The third factor is sudden spikes in load. Players can track their performance to the nth degree in practice, but the stress of real competition is far greater. Unlike in football, where GPS vests worn under shirts have been commonplace for years, Alcaraz was forced to remove his Whoop-band fitness tracker, which was hidden beneath his wristband, at the Australian Open. “Tennis is a little behind other sports, where GPS provides really accurate [data that] can better inform their training,” Green says.

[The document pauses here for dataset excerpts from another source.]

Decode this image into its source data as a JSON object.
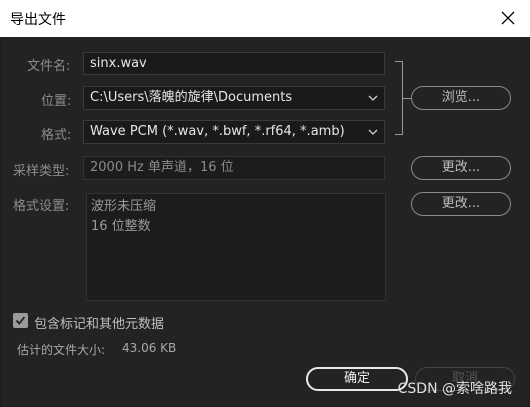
{
  "window": {
    "title": "导出文件"
  },
  "form": {
    "filename": {
      "label": "文件名:",
      "value": "sinx.wav"
    },
    "location": {
      "label": "位置:",
      "value": "C:\\Users\\落魄的旋律\\Documents",
      "browse_label": "浏览..."
    },
    "format": {
      "label": "格式:",
      "value": "Wave PCM (*.wav, *.bwf, *.rf64, *.amb)"
    },
    "sample_type": {
      "label": "采样类型:",
      "value": "2000 Hz 单声道，16 位",
      "change_label": "更改..."
    },
    "format_settings": {
      "label": "格式设置:",
      "lines": [
        "波形未压缩",
        "16 位整数"
      ],
      "change_label": "更改..."
    }
  },
  "options": {
    "include_markers_label": "包含标记和其他元数据",
    "include_markers_checked": true
  },
  "estimate": {
    "label": "估计的文件大小:",
    "value": "43.06 KB"
  },
  "footer": {
    "ok_label": "确定",
    "cancel_label": "取消"
  },
  "watermark": "CSDN @索啥路我",
  "icons": {
    "close": "close-icon",
    "dropdown": "chevron-down-icon",
    "check": "check-icon"
  }
}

While all players now recognise the importance of post-match recovery and modalities such as massages, hydrotherapy and compression devices, there is still fierce debate about how best to prepare players for those spikes. Green prefers his players to lift heavy weights, rather than replicate tennis-like movements in the gym. “The best teams value high-intensity strength work. They’re not trying to tick along,” he says. Kovacs previously worked in the NBA and noticed some teams were significantly reducing the rigour of their practice sessions to preserve their energy for matches. “The myth was this load-management concept,” he says. “If you practice less, you’re not developing resiliency, not developing your body to handle the competitive environment well enough. The concern in tennis is some will go that route as well.”

The fourth factor — but by no means the least impactful — is the environmental stress on players’ bodies. Beyond living out of hotels and the jet lag, the extended Masters 1000 events, while sometimes affording longer recovery times, can be more mentally taxing. The abrupt changes in playing surfaces significantly add strain, too, with players quickly going from longer rallies, higher balls and sliding on clay to lower bounces, deeper lunges and harder serves on grass. Draper seemed in positive spirits about his physical shape, despite an early exit at the Miami Open last month, but his first match on clay resulted in a knee injury. “When you add these things together, you accumulate a load much faster than the body can adapt to,” Green says.
For King, whose aim is to guide children from “tots to the tour”, it is no longer just about training them for the sport itself. “I do genuinely think about, if they’re 12 years old, at 32, 42, 52 years old, I want them to be OK physically,” he says. “Tennis is incredibly demanding and there will be wear and tear, but I don’t want them to have a great career and not be able to move after it.”